Die bisher schwierigste Phase ihrer jungen Karriere hatte die voller Ehrgeiz steckende junge Athletin zuletzt ganz schön mitgenommen. Die Familie in Königswinter-Bockeroth fing sie auf. Mutter Brigitta, Vater Bernd, Oma Anneliese und ihre beiden Brüder. Letzteren sei sie hier und da vielleicht auf den Wecker gegangen, meinte sie über die Phase im April und Mai zu wissen, als wegen starker Knieschmerzen nichts mehr lief und sie sich ausschließlich mit alternativem Training im Wasser fithalten durfte.
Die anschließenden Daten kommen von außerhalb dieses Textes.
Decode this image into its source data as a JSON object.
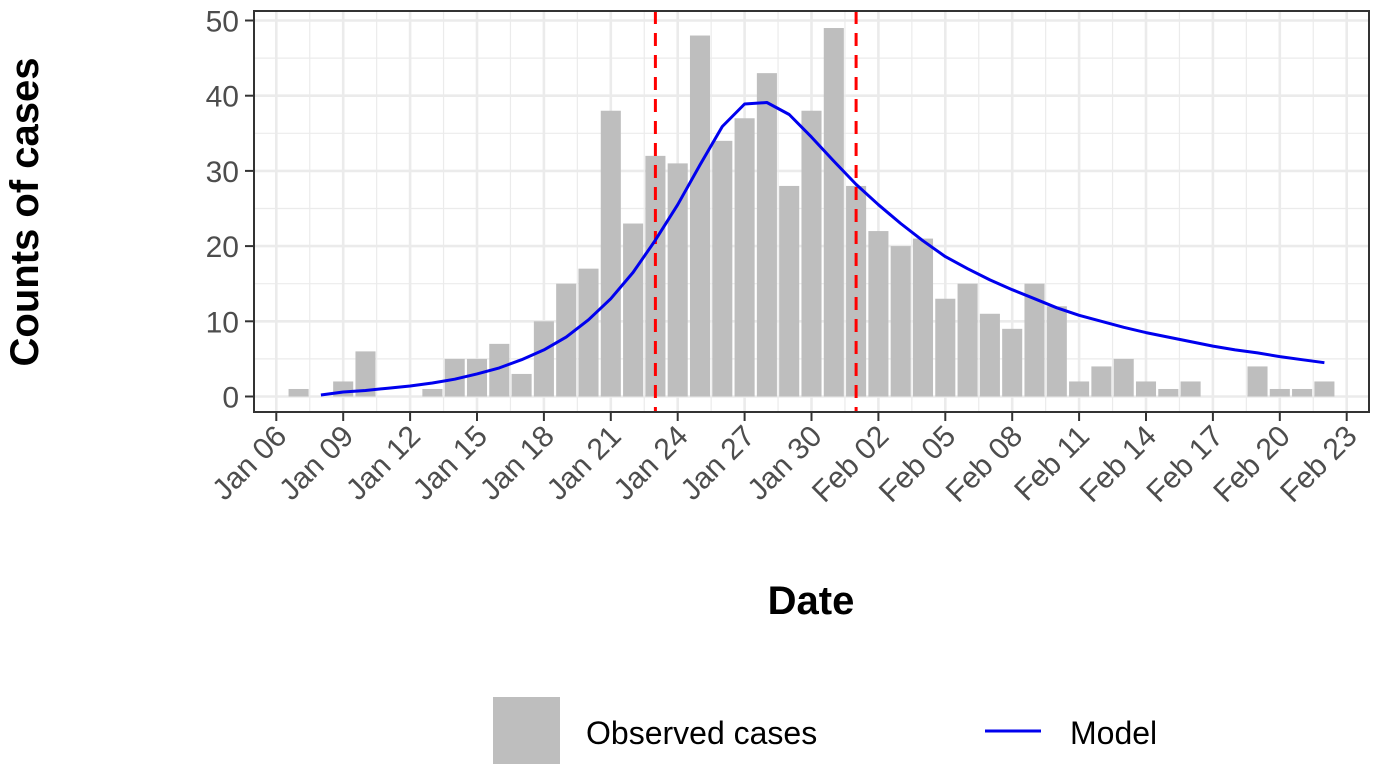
{
  "chart_data": {
    "type": "bar",
    "xlabel": "Date",
    "ylabel": "Counts of cases",
    "ylim": [
      0,
      50
    ],
    "y_ticks": [
      0,
      10,
      20,
      30,
      40,
      50
    ],
    "x_range": [
      "2020-01-05",
      "2020-02-24"
    ],
    "x_ticks": [
      {
        "date": "2020-01-06",
        "label": "Jan 06"
      },
      {
        "date": "2020-01-09",
        "label": "Jan 09"
      },
      {
        "date": "2020-01-12",
        "label": "Jan 12"
      },
      {
        "date": "2020-01-15",
        "label": "Jan 15"
      },
      {
        "date": "2020-01-18",
        "label": "Jan 18"
      },
      {
        "date": "2020-01-21",
        "label": "Jan 21"
      },
      {
        "date": "2020-01-24",
        "label": "Jan 24"
      },
      {
        "date": "2020-01-27",
        "label": "Jan 27"
      },
      {
        "date": "2020-01-30",
        "label": "Jan 30"
      },
      {
        "date": "2020-02-02",
        "label": "Feb 02"
      },
      {
        "date": "2020-02-05",
        "label": "Feb 05"
      },
      {
        "date": "2020-02-08",
        "label": "Feb 08"
      },
      {
        "date": "2020-02-11",
        "label": "Feb 11"
      },
      {
        "date": "2020-02-14",
        "label": "Feb 14"
      },
      {
        "date": "2020-02-17",
        "label": "Feb 17"
      },
      {
        "date": "2020-02-20",
        "label": "Feb 20"
      },
      {
        "date": "2020-02-23",
        "label": "Feb 23"
      }
    ],
    "grid": true,
    "legend_position": "bottom",
    "series": [
      {
        "name": "Observed cases",
        "type": "bar",
        "color": "#bebebe",
        "points": [
          {
            "x": "2020-01-07",
            "y": 1
          },
          {
            "x": "2020-01-09",
            "y": 2
          },
          {
            "x": "2020-01-10",
            "y": 6
          },
          {
            "x": "2020-01-13",
            "y": 1
          },
          {
            "x": "2020-01-14",
            "y": 5
          },
          {
            "x": "2020-01-15",
            "y": 5
          },
          {
            "x": "2020-01-16",
            "y": 7
          },
          {
            "x": "2020-01-17",
            "y": 3
          },
          {
            "x": "2020-01-18",
            "y": 10
          },
          {
            "x": "2020-01-19",
            "y": 15
          },
          {
            "x": "2020-01-20",
            "y": 17
          },
          {
            "x": "2020-01-21",
            "y": 38
          },
          {
            "x": "2020-01-22",
            "y": 23
          },
          {
            "x": "2020-01-23",
            "y": 32
          },
          {
            "x": "2020-01-24",
            "y": 31
          },
          {
            "x": "2020-01-25",
            "y": 48
          },
          {
            "x": "2020-01-26",
            "y": 34
          },
          {
            "x": "2020-01-27",
            "y": 37
          },
          {
            "x": "2020-01-28",
            "y": 43
          },
          {
            "x": "2020-01-29",
            "y": 28
          },
          {
            "x": "2020-01-30",
            "y": 38
          },
          {
            "x": "2020-01-31",
            "y": 49
          },
          {
            "x": "2020-02-01",
            "y": 28
          },
          {
            "x": "2020-02-02",
            "y": 22
          },
          {
            "x": "2020-02-03",
            "y": 20
          },
          {
            "x": "2020-02-04",
            "y": 21
          },
          {
            "x": "2020-02-05",
            "y": 13
          },
          {
            "x": "2020-02-06",
            "y": 15
          },
          {
            "x": "2020-02-07",
            "y": 11
          },
          {
            "x": "2020-02-08",
            "y": 9
          },
          {
            "x": "2020-02-09",
            "y": 15
          },
          {
            "x": "2020-02-10",
            "y": 12
          },
          {
            "x": "2020-02-11",
            "y": 2
          },
          {
            "x": "2020-02-12",
            "y": 4
          },
          {
            "x": "2020-02-13",
            "y": 5
          },
          {
            "x": "2020-02-14",
            "y": 2
          },
          {
            "x": "2020-02-15",
            "y": 1
          },
          {
            "x": "2020-02-16",
            "y": 2
          },
          {
            "x": "2020-02-19",
            "y": 4
          },
          {
            "x": "2020-02-20",
            "y": 1
          },
          {
            "x": "2020-02-21",
            "y": 1
          },
          {
            "x": "2020-02-22",
            "y": 2
          }
        ]
      },
      {
        "name": "Model",
        "type": "line",
        "color": "#0000ee",
        "points": [
          {
            "x": "2020-01-08",
            "y": 0.2
          },
          {
            "x": "2020-01-09",
            "y": 0.6
          },
          {
            "x": "2020-01-10",
            "y": 0.8
          },
          {
            "x": "2020-01-11",
            "y": 1.1
          },
          {
            "x": "2020-01-12",
            "y": 1.4
          },
          {
            "x": "2020-01-13",
            "y": 1.8
          },
          {
            "x": "2020-01-14",
            "y": 2.3
          },
          {
            "x": "2020-01-15",
            "y": 3.0
          },
          {
            "x": "2020-01-16",
            "y": 3.8
          },
          {
            "x": "2020-01-17",
            "y": 4.9
          },
          {
            "x": "2020-01-18",
            "y": 6.2
          },
          {
            "x": "2020-01-19",
            "y": 7.9
          },
          {
            "x": "2020-01-20",
            "y": 10.2
          },
          {
            "x": "2020-01-21",
            "y": 13.0
          },
          {
            "x": "2020-01-22",
            "y": 16.5
          },
          {
            "x": "2020-01-23",
            "y": 20.8
          },
          {
            "x": "2020-01-24",
            "y": 25.5
          },
          {
            "x": "2020-01-25",
            "y": 30.8
          },
          {
            "x": "2020-01-26",
            "y": 35.9
          },
          {
            "x": "2020-01-27",
            "y": 38.9
          },
          {
            "x": "2020-01-28",
            "y": 39.1
          },
          {
            "x": "2020-01-29",
            "y": 37.5
          },
          {
            "x": "2020-01-30",
            "y": 34.5
          },
          {
            "x": "2020-01-31",
            "y": 31.3
          },
          {
            "x": "2020-02-01",
            "y": 28.2
          },
          {
            "x": "2020-02-02",
            "y": 25.5
          },
          {
            "x": "2020-02-03",
            "y": 23.0
          },
          {
            "x": "2020-02-04",
            "y": 20.7
          },
          {
            "x": "2020-02-05",
            "y": 18.6
          },
          {
            "x": "2020-02-06",
            "y": 17.0
          },
          {
            "x": "2020-02-07",
            "y": 15.5
          },
          {
            "x": "2020-02-08",
            "y": 14.2
          },
          {
            "x": "2020-02-09",
            "y": 13.0
          },
          {
            "x": "2020-02-10",
            "y": 11.8
          },
          {
            "x": "2020-02-11",
            "y": 10.8
          },
          {
            "x": "2020-02-12",
            "y": 10.0
          },
          {
            "x": "2020-02-13",
            "y": 9.2
          },
          {
            "x": "2020-02-14",
            "y": 8.5
          },
          {
            "x": "2020-02-15",
            "y": 7.9
          },
          {
            "x": "2020-02-16",
            "y": 7.3
          },
          {
            "x": "2020-02-17",
            "y": 6.7
          },
          {
            "x": "2020-02-18",
            "y": 6.2
          },
          {
            "x": "2020-02-19",
            "y": 5.8
          },
          {
            "x": "2020-02-20",
            "y": 5.3
          },
          {
            "x": "2020-02-21",
            "y": 4.9
          },
          {
            "x": "2020-02-22",
            "y": 4.5
          }
        ]
      }
    ],
    "vertical_lines": [
      {
        "x": "2020-01-23",
        "color": "#ff0000",
        "style": "dashed"
      },
      {
        "x": "2020-02-01",
        "color": "#ff0000",
        "style": "dashed"
      }
    ]
  }
}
Eine Erfahrung, die keinem Ausdauerläufer erspart bleibt.
„Man lernt, damit umzugehen“, äußerte in Berlin die 10.000-Meter-Vierte Alina Reh. Sie ist zwar auch erst 21, hat aber durchaus Vertrauen in alternative Trainingsformen. Seit 2015 erlitt sie drei Ermüdungsbrüche. Weshalb die Nationalteamkollegin, die 2018 zur selben Zeit verletzt war, Klosterhalfen Trost spenden konnte: „Wir hatten das gleiche Pech und das gleiche Leid zu ertragen. Deshalb hat es gutgetan, dass wir uns per Whatsapp ausgetauscht haben.“
Bei ihrer ersten Verletzung habe sie „ein Problem gehabt, damit umzugehen“, sagte Reh. Es sei mental nicht so einfach zu verdauen, dass Laufen halt nicht gehe, „dass ich das, was ich am liebsten tue, nicht machen darf“. Was sie Klosterhalfen zu verstehen gab: „Ich wusste, dass Aquajogging funktioniert. Wenn man das durchzieht, dann läuft die Sache.“Bei Reh lief es in Berlin. Das kann Klosterhalfen Mut machen.